Petites histoires en famille

Mother_daughter

Depuis que j’écris très officiellement dans la presse féminine avec mon nom et ma photo, je suis comme qui dira!t en rédemption dans le cœur de mes parents. Enfin, ma sœur et ses trois mouflets ne sont plus le centre du monde. Enfin je peux espérer ne plus entendre parler racines de dents infectées et autres curetages le dimanche midi pour faire plaisir à mon beau-frère dentiste.
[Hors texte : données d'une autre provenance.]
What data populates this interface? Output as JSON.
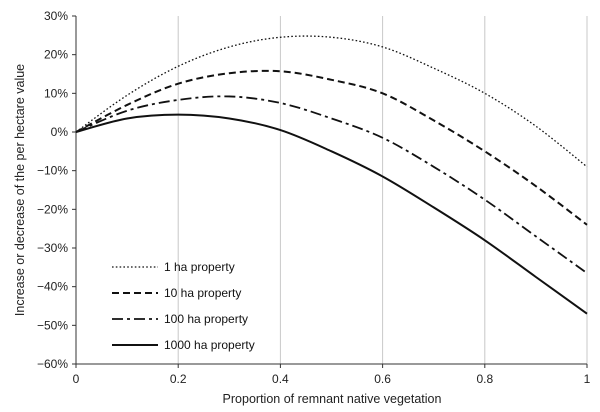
{
  "chart_data": {
    "type": "line",
    "title": "",
    "xlabel": "Proportion of remnant native vegetation",
    "ylabel": "Increase or decrease of the per hectare value",
    "xlim": [
      0,
      1
    ],
    "ylim": [
      -60,
      30
    ],
    "x_ticks": [
      0,
      0.2,
      0.4,
      0.6,
      0.8,
      1
    ],
    "x_tick_labels": [
      "0",
      "0.2",
      "0.4",
      "0.6",
      "0.8",
      "1"
    ],
    "y_ticks": [
      30,
      20,
      10,
      0,
      -10,
      -20,
      -30,
      -40,
      -50,
      -60
    ],
    "y_tick_labels": [
      "30%",
      "20%",
      "10%",
      "0%",
      "−10%",
      "−20%",
      "−30%",
      "−40%",
      "−50%",
      "−60%"
    ],
    "grid": "vertical",
    "legend_position": "bottom-left",
    "x": [
      0,
      0.1,
      0.2,
      0.3,
      0.4,
      0.5,
      0.6,
      0.7,
      0.8,
      0.9,
      1.0
    ],
    "series": [
      {
        "name": "1 ha property",
        "style": "dotted",
        "values": [
          0,
          9.5,
          17,
          22,
          24.5,
          24.5,
          22,
          16.5,
          10,
          1.5,
          -9
        ]
      },
      {
        "name": "10 ha property",
        "style": "dashed",
        "values": [
          0,
          7,
          12.5,
          15.2,
          15.7,
          13.5,
          10,
          3,
          -5,
          -14,
          -24
        ]
      },
      {
        "name": "100 ha property",
        "style": "dashdot",
        "values": [
          0,
          5.5,
          8.3,
          9.2,
          7.5,
          3.5,
          -1.5,
          -9,
          -17.5,
          -27,
          -36.5
        ]
      },
      {
        "name": "1000 ha property",
        "style": "solid",
        "values": [
          0,
          3.5,
          4.5,
          3.5,
          0.5,
          -5,
          -11.5,
          -19.5,
          -28,
          -37.5,
          -47
        ]
      }
    ]
  }
}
Enfin, la fille de la voisine, qui est passée plusieurs fois dans la République des Pyrénées pour témoigner du mauvais temps du mois de juin, ne me sera plus citée en référence absolue d’une vie réussie. Enfin, je suis reconnue pour ce que je suis et ce que je fais, sauf qu’hier soir, j’ai eu comme un doute…

Ma mère :

– Oh ma fille, avec ton père, on est très fier de toi. Et on comprend. Oui on comprend pourquoi tu as été une enfant si difficile, une ado si ingrate (et pas que physiquement). On te pardonne. Tout.

– Merci Maman pour tous ces… « compliments ».

– Non, mais tu sais, nous le pensons sincèrement. Et à notre tour on te demande de nous pardonner.

– De quoi ?

– Oui, on s’excuse par exemple de t’avoir obligée à consulter cette psy. Comment s’appelait-elle ? Madame Pruneau ? Non… Madame Renault… Non, non. Ah oui, Madame Courjault ! Pardon pour ça.

– Tu veux pas plutôt t’excuser de m’avoir refourguer un cul tout plat ?

(Ma mère toujours dans sa lancée)
– Maintenant, j’ai compris : tu es une AR-TIS-TE

– Heu, maman, pas tant. OK la chronique est super, je suis contente. Les lectrices ne se plaignent pas encore et…

– Mais dis-moi, il y a un petit quelque chose qui me turlupine.

– Vas-y.

– Voilà, avec ton père, on se demandait : est-ce qu’au moins cela te permet de bien gagner ta vie ? Je veux dire : est-ce que tu gagnes suffisamment bien pour nous arrêtions de te donner les restes du repas du dimanche et compléter régulièrement ton compte en banque ?

On en était donc là ! Ma mère ne cherchait pas à m’accepter enfin malgré mes particularités, mais voyait en moi celle qui lui bouffait son budget vacances pour aller à Djerba la douce. Alors qu’au contraire ! Je pense qu’en réalité, je leur évite bien des déconvenues en les empêchant de s’enfermer dans un club où on les pillera de leurs économies en frais d’excursions pour visiter de pseudo fabriques artisanales et les inciter à acheter des plateaux ciselés qui ne servent à rien et des tatanes qui puent la chèvre.

Bref, Je vais donc vous épargner le reste de la discussion car à ce stade, lorsque l’on touche le domaine de l’argent, ma mère et moi devenons l’une comme l’autre très mesquines. Elle comptabilise ligne après ligne les coûts engendrés depuis ma naissance jusqu’à date, tandis que de mon côté, je lui fais une mise à jour des futurs frais qu’occasionneront son internement en maison de retraite et son traitement contre l’Alzheimer et le cancer de la mauvaise langue.On finit par se raccrocher au nez, râler chacune de notre côté, regretter, se rappeler, se pardonner… et recommencer.

Il paraît que la famille, c’est aussi ça.